If you think you have a strong case for violation of conditions of retrenching a workman, you should have straightaway raised a dispute under Section 2A of the Industrial Disputes Act whereby now the issues would have finally been decided on merits.
Even now you can withdraw your writ petition with the liberty to raise an industrial dispute on merits.

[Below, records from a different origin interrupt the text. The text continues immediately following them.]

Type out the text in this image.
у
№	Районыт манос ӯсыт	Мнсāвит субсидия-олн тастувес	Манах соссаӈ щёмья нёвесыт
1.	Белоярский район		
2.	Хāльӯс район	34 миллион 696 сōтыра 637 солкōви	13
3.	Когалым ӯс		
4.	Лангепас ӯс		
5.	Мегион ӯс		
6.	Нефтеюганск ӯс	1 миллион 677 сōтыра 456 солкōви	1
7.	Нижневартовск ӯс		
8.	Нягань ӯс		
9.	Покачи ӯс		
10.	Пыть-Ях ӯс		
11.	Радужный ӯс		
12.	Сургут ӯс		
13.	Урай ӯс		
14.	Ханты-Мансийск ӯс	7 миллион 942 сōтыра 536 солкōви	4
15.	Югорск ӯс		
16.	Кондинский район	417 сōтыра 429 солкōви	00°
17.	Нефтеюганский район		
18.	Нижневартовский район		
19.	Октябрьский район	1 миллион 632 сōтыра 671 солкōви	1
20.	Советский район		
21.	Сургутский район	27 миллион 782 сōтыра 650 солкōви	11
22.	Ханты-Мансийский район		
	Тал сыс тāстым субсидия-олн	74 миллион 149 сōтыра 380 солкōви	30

Conversions of minors are invalid if done without parental consent
This is the context of a recent incident in Thanjavur district, where a school student ended her life allegedly over being pressured to convert to a particular religion. Some time ago, a student was allegedly forced to kneel at a government school in the Kanniyakumari district for not acceding to the demand for conversion. While the right to profess any religion is guaranteed by our Constitution does it allow individuals/ groups/ believers of a particular religion to forcibly convert or lure those practising other religions by offering them seats in educational institutions or jobs? And how can schools be a platform for those promoting religious conversion? Isn’t it the duty of the State to prevent/prohibit such cases? Can’t the court suo motu take up such cases as most often those targetted are people at the lower strata of society?
— Ganesan R, Tiruvallur
In the first school issue, the local police found such allegations baseless. The matter is now being investigated by the CBI. Let them come out with their report then we can discuss it.
No minor children can be persuaded to convert to another religion. Such conversions are invalid if done without parental consent. Even if they do that may not bind. Without waiting for legal action, one particular group is attempting to make TN a testing ground for hate politics and their actions will not succeed. Ultimately law will prevail.